Given a finite set in a metric space, the topological analysis generalizes
hierarchical clustering using a 1-parameter family of homology groups to
quantify connectivity in all dimensions. The connectivity is compactly
described by the persistence diagram. One limitation of the current framework
is the reliance on metric distances, whereas in many practical applications
objects are compared by non-metric dissimilarity measures. Examples are the
Kullback-Leibler divergence, which is commonly used for comparing text and
images, and the Itakura-Saito divergence, popular for speech and sound. These
are two members of the broad family of dissimilarities called Bregman
divergences.
We show that the framework of topological data analysis can be extended to
general Bregman divergences, widening the scope of possible applications. In
particular, we prove that appropriately generalized Cech and Delaunay (alpha)

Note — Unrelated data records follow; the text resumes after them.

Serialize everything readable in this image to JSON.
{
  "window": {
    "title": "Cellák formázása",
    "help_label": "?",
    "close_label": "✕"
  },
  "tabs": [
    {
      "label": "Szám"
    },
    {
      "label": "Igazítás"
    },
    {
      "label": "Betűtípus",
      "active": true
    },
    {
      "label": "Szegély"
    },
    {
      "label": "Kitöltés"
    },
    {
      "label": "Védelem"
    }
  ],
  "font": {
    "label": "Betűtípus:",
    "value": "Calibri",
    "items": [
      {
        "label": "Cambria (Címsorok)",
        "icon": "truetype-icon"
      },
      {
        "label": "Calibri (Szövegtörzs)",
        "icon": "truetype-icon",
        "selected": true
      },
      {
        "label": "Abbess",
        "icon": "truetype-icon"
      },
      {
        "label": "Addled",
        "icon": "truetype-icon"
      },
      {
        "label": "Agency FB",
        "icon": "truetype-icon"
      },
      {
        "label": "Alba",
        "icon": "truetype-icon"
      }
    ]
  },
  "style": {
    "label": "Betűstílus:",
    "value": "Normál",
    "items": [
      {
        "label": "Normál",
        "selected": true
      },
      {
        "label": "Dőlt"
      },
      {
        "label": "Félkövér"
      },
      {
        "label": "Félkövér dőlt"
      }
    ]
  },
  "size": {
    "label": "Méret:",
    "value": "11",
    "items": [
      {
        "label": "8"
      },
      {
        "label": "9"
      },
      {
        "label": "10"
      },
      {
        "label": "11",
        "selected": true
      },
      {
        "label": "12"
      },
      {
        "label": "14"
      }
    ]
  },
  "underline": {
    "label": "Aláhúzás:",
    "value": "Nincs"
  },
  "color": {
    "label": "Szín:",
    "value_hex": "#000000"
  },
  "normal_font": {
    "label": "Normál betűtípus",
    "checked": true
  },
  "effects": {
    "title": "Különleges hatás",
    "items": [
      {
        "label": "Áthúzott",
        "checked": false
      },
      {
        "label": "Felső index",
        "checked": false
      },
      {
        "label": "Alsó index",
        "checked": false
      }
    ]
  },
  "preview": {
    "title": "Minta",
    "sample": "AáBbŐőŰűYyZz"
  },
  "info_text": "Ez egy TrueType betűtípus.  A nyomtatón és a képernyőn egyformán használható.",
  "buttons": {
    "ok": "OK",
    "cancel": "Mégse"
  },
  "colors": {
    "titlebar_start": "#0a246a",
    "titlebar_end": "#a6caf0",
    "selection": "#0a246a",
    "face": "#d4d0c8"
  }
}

complexes capture the correct homotopy type, namely that of the corresponding
union of Bregman balls. Consequently, their filtrations give the correct
persistence diagram, namely the one generated by the uniformly growing Bregman
balls. Moreover, we show that unlike the metric setting, the filtration of
Vietoris-Rips complexes may fail to approximate the persistence diagram. We
propose algorithms to compute the thus generalized Cech, Vietoris-Rips and
Delaunay complexes and experimentally test their efficiency. Lastly, we explain
their surprisingly good performance by making a connection with discrete Morse
theory